Amid cries of “election interference” and “kangaroo court”, Mr Trump also posted a list compiled by the campaign of lawmakers, district attorneys, and other notable Republicans who have spoken out in his defence.
Notably missing from the list is Florida governor Ron DeSantis, his one-time ally, now foe and principal rival for the 2024 campaign, but who nevertheless had tweeted that the legal system was being weaponised to advance a political agenda.
In one of his more ebullient but still outraged screeds proclaiming his innocence, the former president proposed that after eight years of “variously politically motivated investigations, hoaxes, scams, and witch hunts” he must be the “most honest and honourable man anywhere in the world” as nobody else has ever undergone such scrutiny.

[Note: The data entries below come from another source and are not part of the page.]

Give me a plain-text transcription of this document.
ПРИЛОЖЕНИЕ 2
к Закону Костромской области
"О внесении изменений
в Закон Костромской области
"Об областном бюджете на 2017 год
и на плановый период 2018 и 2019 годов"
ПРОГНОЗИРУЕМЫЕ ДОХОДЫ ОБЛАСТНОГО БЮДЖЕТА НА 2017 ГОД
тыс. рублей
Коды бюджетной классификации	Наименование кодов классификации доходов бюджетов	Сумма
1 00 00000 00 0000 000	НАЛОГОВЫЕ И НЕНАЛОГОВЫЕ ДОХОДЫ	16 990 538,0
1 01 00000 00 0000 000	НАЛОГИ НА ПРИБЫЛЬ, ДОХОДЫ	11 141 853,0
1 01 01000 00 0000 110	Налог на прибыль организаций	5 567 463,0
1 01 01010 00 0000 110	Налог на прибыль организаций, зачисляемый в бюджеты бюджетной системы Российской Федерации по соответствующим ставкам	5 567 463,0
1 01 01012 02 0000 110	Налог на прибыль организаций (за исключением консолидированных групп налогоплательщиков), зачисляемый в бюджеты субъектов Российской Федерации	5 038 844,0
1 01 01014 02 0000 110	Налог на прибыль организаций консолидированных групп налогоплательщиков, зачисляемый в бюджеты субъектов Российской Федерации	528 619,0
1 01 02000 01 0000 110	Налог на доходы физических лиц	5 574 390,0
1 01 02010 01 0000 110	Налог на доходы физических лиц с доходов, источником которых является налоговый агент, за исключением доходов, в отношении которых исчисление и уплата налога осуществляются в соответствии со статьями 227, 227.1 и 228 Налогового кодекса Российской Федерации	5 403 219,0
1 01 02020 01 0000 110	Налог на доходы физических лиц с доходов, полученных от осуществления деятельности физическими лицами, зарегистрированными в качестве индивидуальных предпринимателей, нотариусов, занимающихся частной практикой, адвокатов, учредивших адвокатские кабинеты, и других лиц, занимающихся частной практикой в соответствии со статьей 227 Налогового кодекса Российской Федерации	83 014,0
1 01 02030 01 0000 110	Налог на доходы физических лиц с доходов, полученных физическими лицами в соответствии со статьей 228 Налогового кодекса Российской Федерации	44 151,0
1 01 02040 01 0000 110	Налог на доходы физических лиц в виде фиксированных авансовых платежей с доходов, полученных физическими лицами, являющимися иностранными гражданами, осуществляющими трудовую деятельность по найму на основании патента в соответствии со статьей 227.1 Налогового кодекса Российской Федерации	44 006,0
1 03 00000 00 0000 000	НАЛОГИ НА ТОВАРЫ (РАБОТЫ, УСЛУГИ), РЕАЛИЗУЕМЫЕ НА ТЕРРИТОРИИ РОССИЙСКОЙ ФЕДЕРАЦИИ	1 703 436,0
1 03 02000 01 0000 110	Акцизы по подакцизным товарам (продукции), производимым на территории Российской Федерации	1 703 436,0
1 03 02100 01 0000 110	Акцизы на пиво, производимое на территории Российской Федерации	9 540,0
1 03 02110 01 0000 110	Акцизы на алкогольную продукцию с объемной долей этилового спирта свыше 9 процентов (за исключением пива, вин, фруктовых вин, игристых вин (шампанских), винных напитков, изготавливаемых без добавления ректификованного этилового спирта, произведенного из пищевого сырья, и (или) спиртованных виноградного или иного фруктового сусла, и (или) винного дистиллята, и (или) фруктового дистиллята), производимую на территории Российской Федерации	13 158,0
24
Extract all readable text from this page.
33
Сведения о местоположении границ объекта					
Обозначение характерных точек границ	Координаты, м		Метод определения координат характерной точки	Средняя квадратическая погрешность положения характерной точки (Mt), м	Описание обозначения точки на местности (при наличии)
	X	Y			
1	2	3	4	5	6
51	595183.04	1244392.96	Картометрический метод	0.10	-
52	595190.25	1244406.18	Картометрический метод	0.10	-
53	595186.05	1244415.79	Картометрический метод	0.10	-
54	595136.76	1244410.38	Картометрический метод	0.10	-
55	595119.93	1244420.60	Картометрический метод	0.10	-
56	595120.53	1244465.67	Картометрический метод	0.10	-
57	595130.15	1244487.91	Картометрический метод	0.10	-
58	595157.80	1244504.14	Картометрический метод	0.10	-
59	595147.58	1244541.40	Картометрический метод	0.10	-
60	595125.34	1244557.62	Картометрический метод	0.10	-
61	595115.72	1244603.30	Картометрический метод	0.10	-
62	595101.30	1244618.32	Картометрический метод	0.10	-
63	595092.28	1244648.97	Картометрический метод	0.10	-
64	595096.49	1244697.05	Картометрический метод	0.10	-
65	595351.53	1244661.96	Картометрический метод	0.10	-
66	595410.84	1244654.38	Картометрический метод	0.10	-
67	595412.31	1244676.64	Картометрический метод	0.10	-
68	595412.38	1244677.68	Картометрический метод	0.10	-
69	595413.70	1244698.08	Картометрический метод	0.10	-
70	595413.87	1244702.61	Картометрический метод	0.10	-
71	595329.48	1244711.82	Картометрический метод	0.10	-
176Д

Despite such protestations, on Monday he will fly to New York, landing at LaGuardia Airport before spending the night at Trump Tower on Fifth Avenue. On Tuesday morning, he will report to the courthouse downtown to answer the charges against him. After processing, his case will be heard at 2.15pm in front of Judge Merchan.
In sync with his fundraising emails, Mr Trump’s Truth Social profile features a tagline aimed squarely at his base’s distrust of government and the “Deep State” that is fast becoming the centre of his campaign to return to the White House: “They’re not coming after me, they’re coming after you – I’m just standing in their way.”
If the Manhattan grand jury’s indictment of the former president, or any of the other cases he faces, really do prove his undoing, he appears to go down swinging, and loudly.